Yesterday, after the market closed, two giants of tech with very different profiles and public perceptions reported earnings for the quarter that ended on March 31st. Stock in both Amazon (AMZN) and Microsoft (MSFT) rose in late trading after their releases, Microsoft on a beat of expected EPS ($0.68 versus $0.63) and Amazon presumably on relief that they hadn’t missed again (EPS was exactly at consensus and revenues were pretty close too, but four of the last five quarters have seen AMZN’s earnings short of estimates.)

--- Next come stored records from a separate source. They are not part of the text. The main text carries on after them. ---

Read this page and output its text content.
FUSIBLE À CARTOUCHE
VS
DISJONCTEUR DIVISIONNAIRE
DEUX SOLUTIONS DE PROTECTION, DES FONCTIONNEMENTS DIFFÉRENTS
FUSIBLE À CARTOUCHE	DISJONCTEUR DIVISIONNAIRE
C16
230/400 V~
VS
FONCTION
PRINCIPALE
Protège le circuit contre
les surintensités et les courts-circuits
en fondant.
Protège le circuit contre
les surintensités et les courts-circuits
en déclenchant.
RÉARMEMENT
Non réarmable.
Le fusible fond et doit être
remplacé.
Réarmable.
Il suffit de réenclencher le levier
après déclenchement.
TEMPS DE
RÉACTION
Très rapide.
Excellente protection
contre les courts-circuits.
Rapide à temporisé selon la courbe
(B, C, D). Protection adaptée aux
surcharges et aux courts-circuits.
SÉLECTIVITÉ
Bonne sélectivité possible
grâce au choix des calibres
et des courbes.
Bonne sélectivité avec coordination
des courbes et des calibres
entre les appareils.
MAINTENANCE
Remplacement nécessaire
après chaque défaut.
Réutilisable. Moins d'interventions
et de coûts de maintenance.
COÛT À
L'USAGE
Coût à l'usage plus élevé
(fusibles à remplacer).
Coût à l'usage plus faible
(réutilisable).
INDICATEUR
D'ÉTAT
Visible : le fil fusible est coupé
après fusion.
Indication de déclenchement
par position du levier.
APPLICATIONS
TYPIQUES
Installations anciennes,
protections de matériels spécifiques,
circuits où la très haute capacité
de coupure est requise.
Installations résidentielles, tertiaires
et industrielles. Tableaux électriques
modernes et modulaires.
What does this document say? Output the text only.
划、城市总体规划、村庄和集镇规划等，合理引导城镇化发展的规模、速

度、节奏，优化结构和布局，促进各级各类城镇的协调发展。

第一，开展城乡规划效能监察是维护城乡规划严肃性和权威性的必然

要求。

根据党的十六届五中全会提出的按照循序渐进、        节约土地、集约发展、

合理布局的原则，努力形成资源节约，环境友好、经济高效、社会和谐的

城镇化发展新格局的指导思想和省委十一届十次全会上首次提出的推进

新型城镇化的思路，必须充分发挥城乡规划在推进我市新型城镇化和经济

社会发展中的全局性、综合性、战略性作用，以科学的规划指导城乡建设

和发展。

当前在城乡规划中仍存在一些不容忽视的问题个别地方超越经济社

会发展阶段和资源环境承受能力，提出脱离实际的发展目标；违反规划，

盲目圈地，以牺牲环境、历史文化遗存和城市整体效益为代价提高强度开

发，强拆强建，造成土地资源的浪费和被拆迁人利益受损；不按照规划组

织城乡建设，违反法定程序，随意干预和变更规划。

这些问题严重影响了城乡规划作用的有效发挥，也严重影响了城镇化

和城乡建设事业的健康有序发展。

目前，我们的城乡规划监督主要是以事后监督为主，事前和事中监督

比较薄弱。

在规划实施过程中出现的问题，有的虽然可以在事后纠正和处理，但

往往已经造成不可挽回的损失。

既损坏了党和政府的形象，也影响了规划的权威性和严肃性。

The two companies could not be further apart in the way that conventional wisdom sees them. Amazon and CEO Jeff Bezos are seen as disruptors and innovators. Indeed, following the announcement, Bezos himself said “We get our energy from inventing on behalf of our customers, and 2014 is off to a kinetic start” (incidentally, the writer in me is impressed by the use of the word “kinetic” rather than the more common and somewhat clichéd “dynamic," but I digress.)
Microsoft was once perceived that way, but now, it seems, is seen as more on a par with IBM (IBM); a tech company, but without a tech company’s spirit. They were behind the curve in tablets and mobile in general. They were even slow to what is now one of their most profitable areas, cloud based enterprise services. All they did was to make money.
The stocks are seen differently, too. It is a story of growth versus value; potential versus profit. AMZN is the ultimate growth stock, with investors shrugging off three digit multiples of both trailing and forward P/Es. MSFT, on the other hand, languishes around a forward P/E of 14 and consistently trades at a discount to the broader market.
As different as they are, however, I believe both stocks are a buy for longer term investors. In the current atmosphere, with “growth” being seen as a dirty word, it is hard to jump in and buy Amazon, but early price action this morning has the stock falling sharply back toward support at the $300 level. That previous support makes that a logical level to buy.
Of course, to do so, you have to have faith in Bezos’s Google-like attempt to take over the world, but even as growth and risk go in and out of fashion, innovation remains a positive in my mind. That is never in short supply at Amazon.
MSFT, in contrast, is trading higher this morning despite more worries about Ukraine putting pressure on the market in general. Of course, this is partly just in reaction to the earnings beat, but it also reflects the stock’s new found status as a defensive play.
This combination of a high risk, high multiple growth stock with potential and a low risk, low multiple value stock with profits makes perfect sense to me in the current environment. At some point, sentiment will turn and potential and growth will be back in vogue. At that point AMZN will look cheap at around $300 despite the current multiples. Until then good old boring MSFT can keep chugging along.
Growth versus value and potential versus profit are two of the oldest debates in investing. As usual when two extremes are debated, the best path lies somewhere in the middle. Buying both AMZN on the way down and MSFT on the way up is a way of achieving that middle ground. Take a side in the debate by all means. Shout loudly in favor of your choice and deride those who can’t see the light. Whichever side your head and heart are on, though, keep your money in the middle.